The greatest trader in the world has a useful and simple trading rule called "crocodile principle". All successful traders are repeatedly training their understanding of this principle before entering the market.

This stems from the way the crocodile swallows: the harder the prey struggles, the more the crocodile gains. Suppose a crocodile bites your foot-it bites your foot and waits for you to struggle. If you try to get rid of its feet with your arms, its mouth will bite your feet and arms at the same time. The more you struggle, the deeper you get.

So, in case a crocodile bites your foot, remember: your only chance of survival is to sacrifice one foot. If expressed in the language of the market, this principle is: when you know that you have done something wrong, it is over immediately! Don't make excuses, expectations, reasons or take any other actions, and leave quickly!

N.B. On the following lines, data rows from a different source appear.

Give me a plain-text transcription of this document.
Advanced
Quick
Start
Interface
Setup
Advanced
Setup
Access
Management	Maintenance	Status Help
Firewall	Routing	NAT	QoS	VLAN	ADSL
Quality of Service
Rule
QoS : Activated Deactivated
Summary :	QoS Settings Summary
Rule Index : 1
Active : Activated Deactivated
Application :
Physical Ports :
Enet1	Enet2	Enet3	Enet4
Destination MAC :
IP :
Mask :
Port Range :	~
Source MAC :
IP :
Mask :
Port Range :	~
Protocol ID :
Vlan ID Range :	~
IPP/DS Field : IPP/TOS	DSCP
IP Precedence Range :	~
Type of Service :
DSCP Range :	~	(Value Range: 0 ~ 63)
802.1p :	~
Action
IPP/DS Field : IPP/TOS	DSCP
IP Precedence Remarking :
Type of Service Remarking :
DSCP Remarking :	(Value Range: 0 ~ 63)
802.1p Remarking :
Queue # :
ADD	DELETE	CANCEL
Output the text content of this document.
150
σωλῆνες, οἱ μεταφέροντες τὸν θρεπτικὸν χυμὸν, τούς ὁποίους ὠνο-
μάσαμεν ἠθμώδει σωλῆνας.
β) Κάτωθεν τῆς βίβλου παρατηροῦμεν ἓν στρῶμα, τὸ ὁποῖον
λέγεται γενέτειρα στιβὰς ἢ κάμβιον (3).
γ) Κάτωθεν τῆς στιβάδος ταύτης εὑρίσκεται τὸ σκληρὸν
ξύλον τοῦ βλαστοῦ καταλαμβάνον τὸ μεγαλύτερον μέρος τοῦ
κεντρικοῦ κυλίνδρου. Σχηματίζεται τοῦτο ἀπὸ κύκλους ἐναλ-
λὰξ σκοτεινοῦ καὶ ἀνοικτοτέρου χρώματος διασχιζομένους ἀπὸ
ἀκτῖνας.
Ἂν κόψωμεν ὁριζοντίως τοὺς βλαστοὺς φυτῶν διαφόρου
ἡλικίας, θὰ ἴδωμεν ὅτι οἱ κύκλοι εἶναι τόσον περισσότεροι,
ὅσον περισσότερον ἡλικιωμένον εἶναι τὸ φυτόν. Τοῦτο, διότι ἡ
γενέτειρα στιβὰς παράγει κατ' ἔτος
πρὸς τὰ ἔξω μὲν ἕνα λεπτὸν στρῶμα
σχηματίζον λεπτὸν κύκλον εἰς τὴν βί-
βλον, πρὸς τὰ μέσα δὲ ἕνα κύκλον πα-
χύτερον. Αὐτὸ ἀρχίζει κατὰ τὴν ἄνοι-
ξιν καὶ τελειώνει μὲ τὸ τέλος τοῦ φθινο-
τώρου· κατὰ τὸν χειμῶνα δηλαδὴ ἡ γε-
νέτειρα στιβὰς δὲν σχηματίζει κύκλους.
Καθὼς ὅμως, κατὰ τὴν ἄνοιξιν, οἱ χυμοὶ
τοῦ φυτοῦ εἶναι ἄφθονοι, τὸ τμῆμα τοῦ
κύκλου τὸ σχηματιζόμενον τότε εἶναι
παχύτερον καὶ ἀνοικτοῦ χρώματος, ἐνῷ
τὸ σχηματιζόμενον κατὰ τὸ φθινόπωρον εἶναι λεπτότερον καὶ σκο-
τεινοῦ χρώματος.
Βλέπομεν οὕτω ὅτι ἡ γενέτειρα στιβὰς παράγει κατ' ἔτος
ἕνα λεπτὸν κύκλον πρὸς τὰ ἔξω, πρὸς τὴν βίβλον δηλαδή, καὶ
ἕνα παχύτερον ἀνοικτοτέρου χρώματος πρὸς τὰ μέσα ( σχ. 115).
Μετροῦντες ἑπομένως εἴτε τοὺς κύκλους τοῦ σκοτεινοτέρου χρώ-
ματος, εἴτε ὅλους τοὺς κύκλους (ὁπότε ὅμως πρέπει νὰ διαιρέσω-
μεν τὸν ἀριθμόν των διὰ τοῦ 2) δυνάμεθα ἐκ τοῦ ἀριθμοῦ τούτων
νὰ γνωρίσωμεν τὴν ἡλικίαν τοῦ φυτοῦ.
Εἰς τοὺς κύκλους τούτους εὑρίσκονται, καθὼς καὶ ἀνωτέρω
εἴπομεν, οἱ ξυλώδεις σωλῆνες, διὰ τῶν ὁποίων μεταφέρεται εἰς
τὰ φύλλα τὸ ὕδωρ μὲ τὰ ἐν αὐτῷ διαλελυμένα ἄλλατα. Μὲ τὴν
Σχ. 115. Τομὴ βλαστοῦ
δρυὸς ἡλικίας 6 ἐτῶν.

In fact, the trading skills of stock market, foreign exchange market and option trading are similar. Only a few people can fully understand the meaning of "stop loss", so only a few people can make money in financial markets. "Stop loss" is like a sharp knife, which makes you bleed, but it can also keep you alive without hurting your vitality; It can't enlarge your losses, and let you turn passivity into initiative, and keep looking for new hot spots. Surviving in the financial market sometimes requires patience and sometimes confidence, but patience and confidence do not mean luck. Investors who don't know how to stop losses will get lucky. Luck is the natural enemy of stop loss.

Stop loss is the basic skill of speculative art, so we must deeply understand this truth, which also comes from bitter experience. Also in the mid-1990s, a certain gentleman was in charge of managing a small-scale fund in the company, and after obtaining good returns in the stock market, he used the stock market adjustment period to establish a small-scale selling position on commodity futures A ... Soon the price began to rise and reached the stop-loss level. But at that time, a certain gentleman not only refused to accept the loss of 10000 yuan, but continued to build a larger selling position at a higher price. However, prices continue to rise. What shall we do? A gentleman has set up a small position on the news of the price reduction of raw materials. As a result, the news that the product will be reduced in production came out! Every time a gentleman takes rescue measures, the situation gets worse. The crocodile finally had a hearty meal in the market, and extended a gentleman's stop loss 10000 yuan to 80000 yuan, just because a gentleman didn't follow a principle he clearly knew. At the beginning of 1999, when blue-chip stocks started to open positions by mistake, a company relied on stop-loss technology to quickly transfer funds into low-priced large-cap stocks and won a strategic victory.

The above content about stop loss is based on speculative operation, only for the speculative operation stage. Real investment does not need to stop loss in the operation stage. The reason why there are so many stop losses is not to encourage people to actively speculate, but to focus on the reality of the securities market. Can you believe it? You can randomly survey any investor or fund manager. Do they really invest in the stock market? Can their proportion exceed 10%? The answer is obvious!

Investment also has a stop loss, but it is more often called take profit. Investment stop loss is different from speculative stop loss, which is only relative to price change; The change of investment stop loss relative to fundamentals. It is wrong for investors to claim that real investment never needs stop loss, because big investors like Buffett also stop loss. Where can they stop loss? Stop loss when the invested company loses its growth and its fundamentals deteriorate!